En diciembre de 2018, el tribunal ordenó nuevas confiscaciones de lujosas propiedades en Panamá, Miami, así como de cuentas bancarias y portafolios de inversiones en bancos suizos y norteamericanos.

Por su participación en estos y otros delitos el 31 de octubre de 2018, el exdirector ejecutivo de PDVSA, Abraham Edgardo Ortega, se declaró culpable de haber participado en el esquema de internacional de lavado de dinero y por la cual este hombre había sido detenido el 11 de septiembre.

Ortega admitió —reza la nota— haber aceptado USD 5 millones en sobornos a cambio de otorgar préstamos prioritarios a una empresa francesa y a un banco ruso que eran accionistas minoritarios en empresas mixtas con PDVSA.
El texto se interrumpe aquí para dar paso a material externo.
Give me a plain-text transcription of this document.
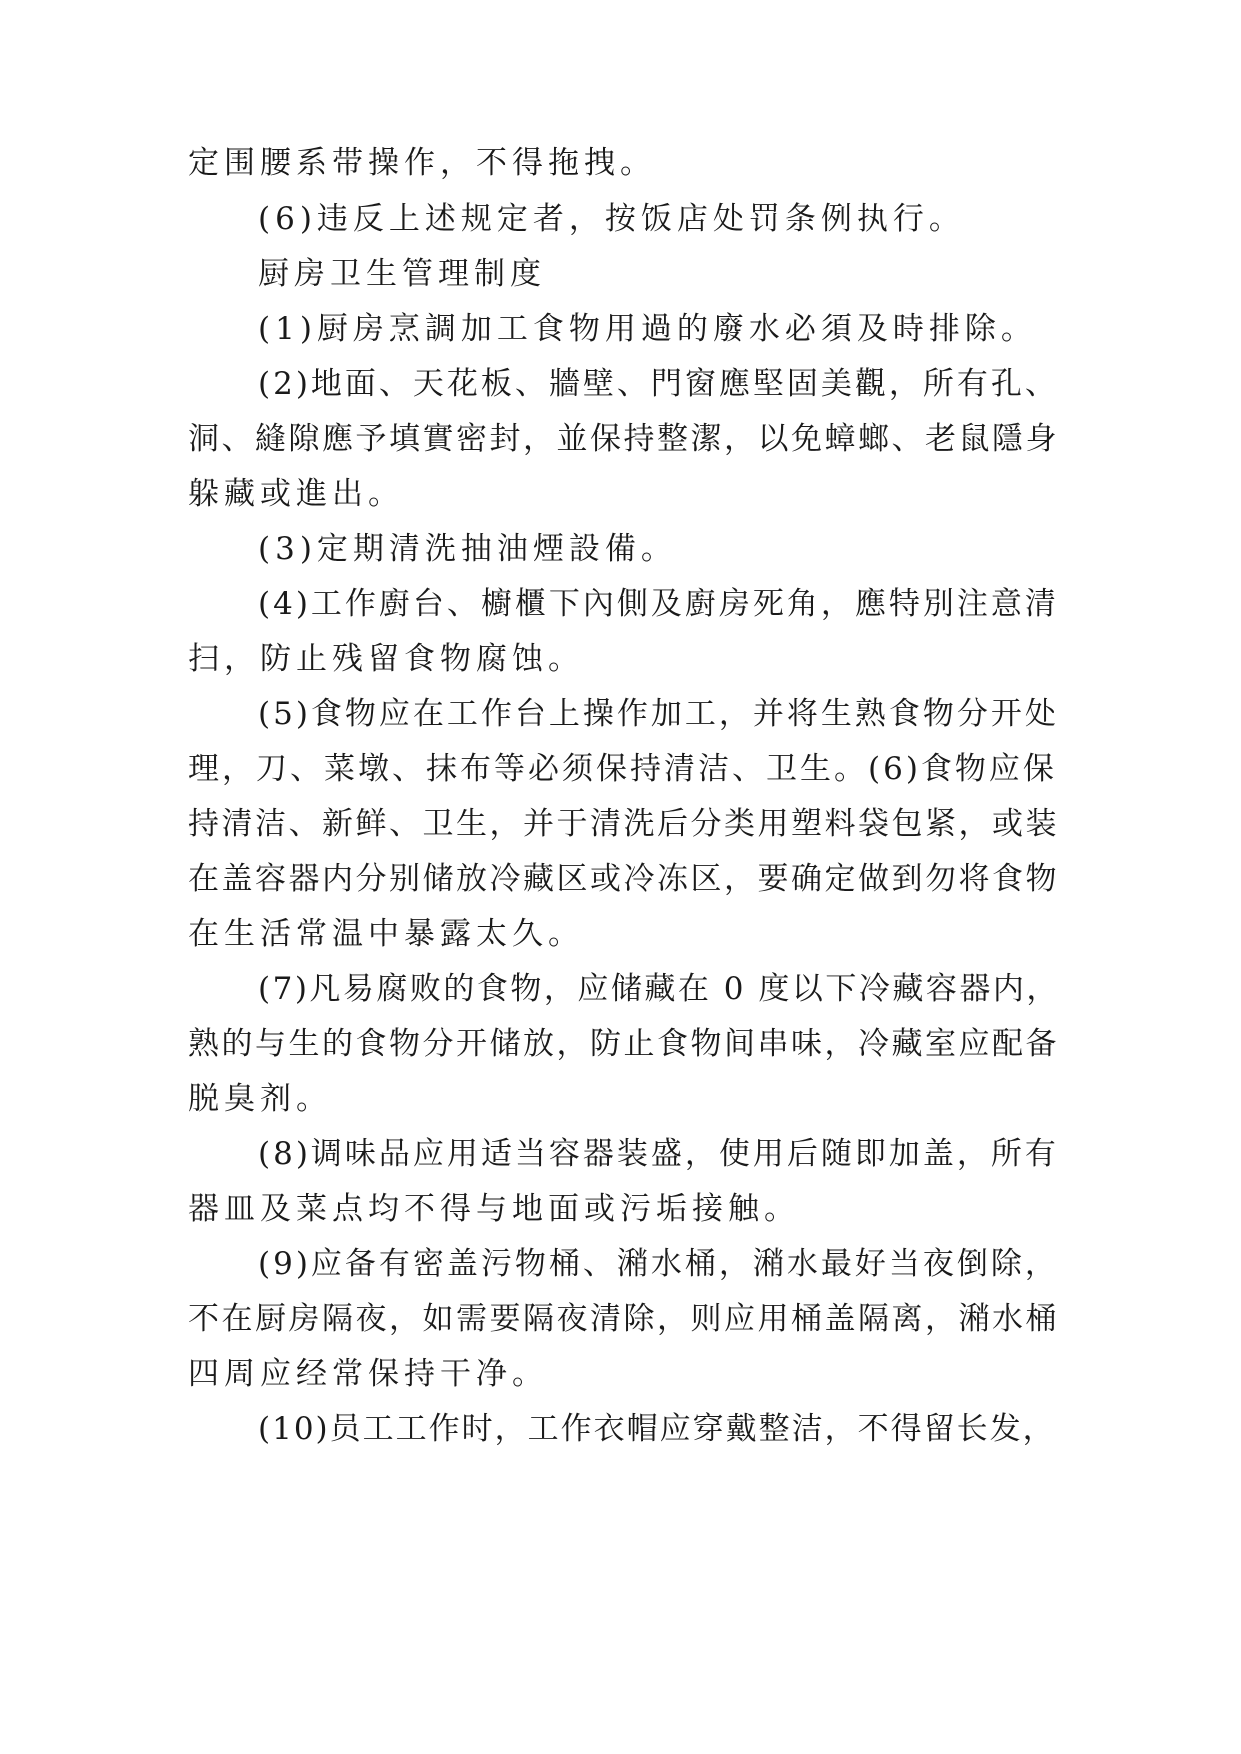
定围腰系带操作，不得拖拽。
(6)违反上述规定者，按饭店处罚条例执行。
厨房卫生管理制度
(1)厨房烹調加工食物用過的廢水必須及時排除。
(2)地面、天花板、牆壁、門窗應堅固美觀，所有孔、
洞、縫隙應予填實密封，並保持整潔，以免蟑螂、老鼠隱身
躲藏或進出。
(3)定期清洗抽油煙設備。
(4)工作廚台、櫥櫃下內側及廚房死角，應特別注意清
扫，防止残留食物腐蚀。
(5)食物应在工作台上操作加工，并将生熟食物分开处
理，刀、菜墩、抹布等必须保持清洁、卫生。(6)食物应保
持清洁、新鲜、卫生，并于清洗后分类用塑料袋包紧，或装
在盖容器内分别储放冷藏区或冷冻区，要确定做到勿将食物
在生活常温中暴露太久。
(7)凡易腐败的食物，应储藏在 0 度以下冷藏容器内，
熟的与生的食物分开储放，防止食物间串味，冷藏室应配备
脱臭剂。
(8)调味品应用适当容器装盛，使用后随即加盖，所有
器皿及菜点均不得与地面或污垢接触。
(9)应备有密盖污物桶、潲水桶，潲水最好当夜倒除，
不在厨房隔夜，如需要隔夜清除，则应用桶盖隔离，潲水桶
四周应经常保持干净。
(10)员工工作时，工作衣帽应穿戴整洁，不得留长发，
También reconoció haber recibido USD 12 millones en sobornos por su participación en un plan de malversación a la estatal, que incluía préstamos y contratos en divisas extranjeras.

La corte del Distrito Sur de la Florida detalló que Ortega recibió pagos a través de este esquema de sobornos y se benefició del control cambiario implementado en Venezuela desde el año 2003 al tiempo que especificó USD 1.200 millones fueron malversados valiéndose de la estatal petrolera

Otras demandas en su contra

Pero esta no ha sido la única demanda en su contra, pues junto a sus socios en Derwick, Leopoldo Alejandro Betancourt López, Pedro Trebbau, Edgar Romero-Lazo, Domingo Guzmán-López y Francisco D’Agostino Casado, fue acusado por el presidente de Human Rights Foundation, Thor Halvorssen Mendoza, durante una audiencia en la Comisión Judicial del Senado de los Estados Unidos denominada «Supervisión de la Ley de Registro de Agentes Extranjeros y la Tentativas de Influir en las Elecciones Estadounidenses: Lecciones Aprendidas de las Administraciones presentes y anteriores», en la que dijo que la firma Fusion GPS habría sido contratada por Derwick Associates para eludir el escándalo de corrupción en el que está envuelta la compañía venezolana.

Halvorssen solicitó formalmente que se investigaran las supuestas actividades criminales de las empresas Derwick Associates y Fusion GPS a las que acusó de “pagar a varios periodistas para publicar pruebas infundadas contra las personas que se atrevieron a difundir información sobre las supuestas actividades delictivas cometidas por Derwick Associates”.

Halvorssen dijo que los directores de la empresa venezolana “tienen casas en los Estados Unidos, lavaron la mayor parte de los fondos robados al tesoro venezolano través del banco J.P. Morgan, y pagaron la mayoría de los sobornos por medio de la Banca Privada d’Andorra, donde establecieron cuentas para cancelar las coimas a los funcionarios del gobierno venezolano en el gabinete de Chávez».

El 10 de mayo de 2018, Thor Halvorssen volvió a demandar por daños y perjuicios en la Corte del Distrito Este de Nueva York a los propietarios de Derwick Associates, así como también a los estadounidenses Glenn R. Simpson y Peter Fritsch, a quienes señaló de supuestamente conspirar para perjudicarlo por informar sobre los delitos de corrupción y lavado de dinero supuestamente por ellos cometidos.

Los acusados, según el demandante, procuraban que no pudiera seguir ejerciendo como presidente de Human Rights Foundation y para ello habrían diseñado una campaña señalándolo como un pedófilo, adicto a la heroína y malversador del dinero de la Fundación Human Rights.